19 novembre 2019 11:30

In Cina ci sono cose che non cambiano mai. Il 26 aprile 1989 un editoriale pubblicato in prima pagina sul Quotidiano del popolo di Pechino, organo centrale del Partito comunista, indicava chiaramente che il governo aveva scelto la linea dura nei confronti del movimento studentesco pro-democrazia di piazza Tiananmen. Cinque settimane più tardi, il 4 giugno, l’esercito avrebbe stroncato nel sangue la primavera di Pechino.

Il 18 novembre 2019 il Quotidiano del Popolo ha pubblicato un altro editoriale dal tono molto simile, dove si legge che “nessuna esitazione è possibile” con i giovani in rivolta di Hong Kong. Dal Brasile, dove si trovava in visita, il 14 novembre il presidente cinese Xi Jinping ha dichiarato che “il ripristino dell’ordine a Hong Kong è l’obiettivo più urgente”.

Il metodo sarà sicuramente diverso rispetto al 1989, ma il messaggio è lo stesso: non sarà tollerata alcuna sfida nei confronti del Partito comunista cinese e dunque della patria. Anche se a pagarne il prezzo, ancora una vola, sarà un’intera generazione.

Rullo compressore totalitario
La battaglia dell’università politecnica di Hong Kong, in corso ormai da tre giorni, costituisce il parossismo della violenza dopo sei mesi di proteste nell’ex colonia britannica.

Il migliaio di studenti asserragliati ha trasformato il campus in una “Stalingrado”, con archi, frecce, catapulte per lanciare Molotov e altre armi improvvisate. Gli studenti si sentono investiti da una missione storica e pensano che, se dovessero cedere, il rullo compressore totalitario travolgerebbe Hong Kong e quello che resta della loro libertà, garantita dall’autonomia del territorio.

Le scene di guerriglia sono il risultato di sei mesi segnati dall’impossibilità di avviare un dialogo

Le forze dell’ordine agiscono a ruota libera e con forza sproporzionata per catturare i “ribelli”, anche quando sono disposti a lasciare il campus. Un deputato democratico che ha tentato una mediazione racconta di essere stato coperto di insulti da alcuni agenti sovreccitati.

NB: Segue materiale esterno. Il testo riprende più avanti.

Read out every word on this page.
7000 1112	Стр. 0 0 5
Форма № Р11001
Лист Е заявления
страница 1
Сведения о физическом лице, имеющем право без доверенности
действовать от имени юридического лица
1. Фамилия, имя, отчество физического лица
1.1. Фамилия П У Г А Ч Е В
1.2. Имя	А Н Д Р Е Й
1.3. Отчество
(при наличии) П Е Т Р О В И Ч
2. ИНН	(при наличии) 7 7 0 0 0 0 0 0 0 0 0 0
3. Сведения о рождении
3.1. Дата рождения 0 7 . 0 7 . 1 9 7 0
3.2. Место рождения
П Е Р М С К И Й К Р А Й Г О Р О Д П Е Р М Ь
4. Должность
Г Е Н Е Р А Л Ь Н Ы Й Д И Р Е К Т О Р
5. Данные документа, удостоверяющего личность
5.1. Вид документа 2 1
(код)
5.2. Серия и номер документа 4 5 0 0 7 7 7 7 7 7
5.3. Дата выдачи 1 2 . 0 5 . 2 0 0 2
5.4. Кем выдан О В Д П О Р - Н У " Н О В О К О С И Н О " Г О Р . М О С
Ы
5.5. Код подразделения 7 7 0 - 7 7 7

Le scene di guerriglia urbana a cui assistiamo sono il risultato di sei mesi caratterizzati dall’impossibilità di avviare un dialogo, dall’inerzia della guida dell’esecutivo Carrie Lam e dalla radicalizzazione di un movimento che inizialmente non era affatto violento.

Un sondaggio condotto nel fine settimana indica che la maggioranza della popolazione continua a sostenere il movimento malgrado le violenze e gli eccessi.

La solidarietà della piazza nei confronti dei giovani ribelli dimostra che buona parte degli abitanti di Hong Kong attribuisce la colpa delle violenze alla polizia e al governo locale, anche se i giovani hanno scelto di rispondere alla violenza con altra violenza.

Il 24 novembre a Hong Kong sono previste elezioni locali. Se si svolgeranno, daranno un’idea più precisa dell’orientamento della popolazione. Ma non è detto che la votazione si farà, perché le autorità hanno insinuato la possibilità di annullare le elezioni a causa del clima attuale. Sarebbe un errore, perché in questo modo sarebbe rafforzata l’immagine autoritaria del potere in un momento in cui il dialogo sarebbe indispensabile. Ma la parola d’ordine che arriva da Pechino è diversa: nessun compromesso.